I visited one of our homebound members today.  She was not sure of who I was, even though we have visited several times, but I have learned that that is not really all that important.  We seem to always end our visits in a similar fashion.  I ask her if she would like me to read to her from the Bible, and she always says yes.  The requests of what she wants to hear differ – today she wanted to hear “the eights.”  It took a little probing, a little guesswork, and a quick “please God let this be it” and I opened my Bible and began to read the end of Romans 8.  As I read, she began to recite with me from memory.  Almost the whole thing.  And then she asked for the 23rd Psalm, and again recited it with me.  It was one of those moments when you can feel God right there, tangible in the room.  The closest I can come to describing it is that the room becomes a thin place for just a few moments — we were on Holy Ground.

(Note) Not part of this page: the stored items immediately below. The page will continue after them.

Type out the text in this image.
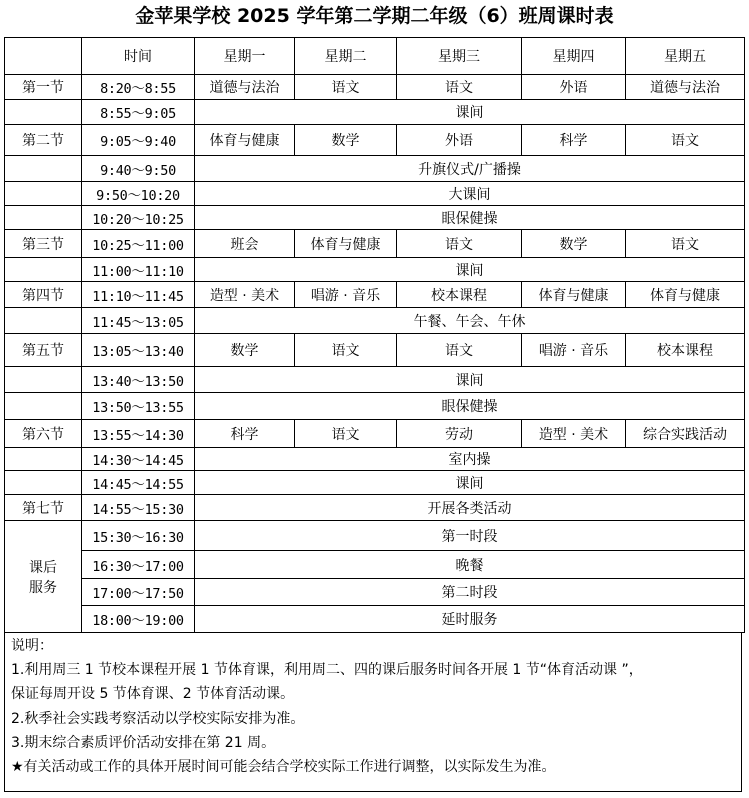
金苹果学校 2025 学年第二学期二年级（6）班周课时表
	时间	星期一	星期二	星期三	星期四	星期五
第一节	8:20～8:55	道德与法治	语文	语文	外语	道德与法治
	8:55～9:05	课间				
第二节	9:05～9:40	体育与健康	数学	外语	科学	语文
	9:40～9:50	升旗仪式/广播操				
	9:50～10:20	大课间				
	10:20～10:25	眼保健操				
第三节	10:25～11:00	班会	体育与健康	语文	数学	语文
	11:00～11:10	课间				
第四节	11:10～11:45	造型 · 美术	唱游 · 音乐	校本课程	体育与健康	体育与健康
	11:45～13:05	午餐、午会、午休				
第五节	13:05～13:40	数学	语文	语文	唱游 · 音乐	校本课程
	13:40～13:50	课间				
	13:50～13:55	眼保健操				
第六节	13:55～14:30	科学	语文	劳动	造型 · 美术	综合实践活动
	14:30～14:45	室内操				
	14:45～14:55	课间				
第七节	14:55～15:30	开展各类活动				

课后
服务	15:30～16:30	第一时段				
	16:30～17:00	晚餐				
	17:00～17:50	第二时段				
	18:00～19:00	延时服务				
说明：
1.利用周三 1 节校本课程开展 1 节体育课，利用周二、四的课后服务时间各开展 1 节“体育活动课 ”，
保证每周开设 5 节体育课、2 节体育活动课。
2.秋季社会实践考察活动以学校实际安排为准。
3.期末综合素质评价活动安排在第 21 周。
★有关活动或工作的具体开展时间可能会结合学校实际工作进行调整，以实际发生为准。
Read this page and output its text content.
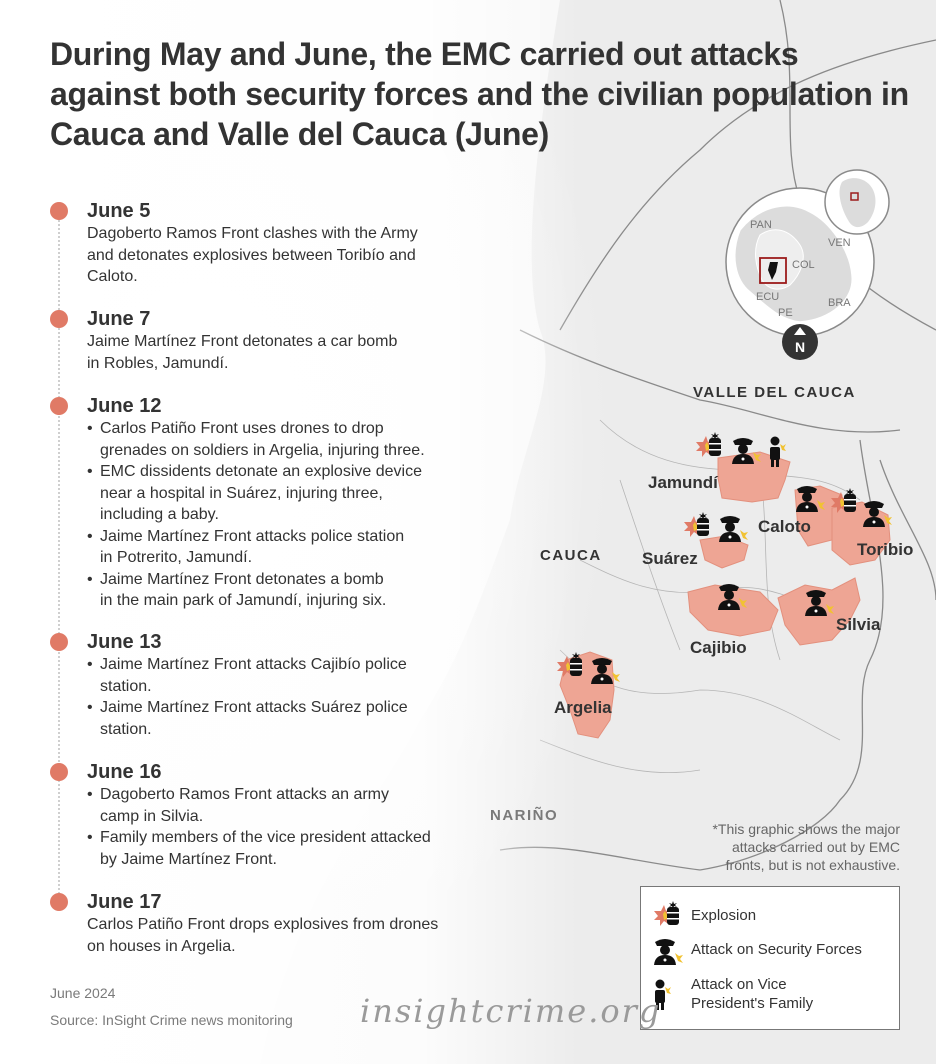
PAN
VEN
COL
ECU
PE
BRA
N
During May and June, the EMC carried out attacks against both security forces and the civilian population in Cauca and Valle del Cauca (June)
June 5
Dagoberto Ramos Front clashes with the Army
and detonates explosives between Toribío and
Caloto.
June 7
Jaime Martínez Front detonates a car bomb
in Robles, Jamundí.
June 12
• Carlos Patiño Front uses drones to drop
grenades on soldiers in Argelia, injuring three.
• EMC dissidents detonate an explosive device
near a hospital in Suárez, injuring three,
including a baby.
• Jaime Martínez Front attacks police station
in Potrerito, Jamundí.
• Jaime Martínez Front detonates a bomb
in the main park of Jamundí, injuring six.
June 13
• Jaime Martínez Front attacks Cajibío police
station.
• Jaime Martínez Front attacks Suárez police
station.
June 16
• Dagoberto Ramos Front attacks an army
camp in Silvia.
• Family members of the vice president attacked
by Jaime Martínez Front.
June 17
Carlos Patiño Front drops explosives from drones
on houses in Argelia.
VALLE DEL CAUCA
CAUCA
NARIÑO
Jamundí
Caloto
Toribio
Suárez
Cajibio
Silvia
Argelia
*This graphic shows the major
attacks carried out by EMC
fronts, but is not exhaustive.
Explosion
Attack on Security Forces
Attack on Vice
President's Family
June 2024
Source: InSight Crime news monitoring insightcrime.org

Several hours later, I was in a different kind of Holy space.  Our youth gathered for their time together after dinner to pray together over 2 prayer shawls from the prayer shawl ministry.  One was for one of their friends who is going to the hospital, the other for her family while she is there.  As they passed the shawls around the circle, silently praying, you could have heard a pin drop on the carpet.  They were taking this seriously, holding them, running their fingers over the stitches, reading the cards attached to them, gently handing them from one person to the next.  What I thought would take 5 minutes took almost 10 – they sat in near silent prayer for 10 minutes in the presence of God.  Yes, a few cracked their knuckles, and I’m sure some of them were daydreaming –we are talking about teenage humans after all — but for a time, we were in the presence of God.

I did not wake up this morning thinking “today I am going to participate in 2 separate Holy Moments.”  Every day has holy moments and I think sometimes we just forget to notice them.  I wonder if perhaps I stumbled into my Lenten discipline — to notice the holy moments in each day, no matter how small.  Maybe I could be formal and call it a Practice of Intentional Observation or something like that, but I think not.  For Lent this year, I am going to notice the small Holy moments I otherwise neglect to pay attention to most days.  To find spaces and times to be in the presence of God, be quiet, and pay attention.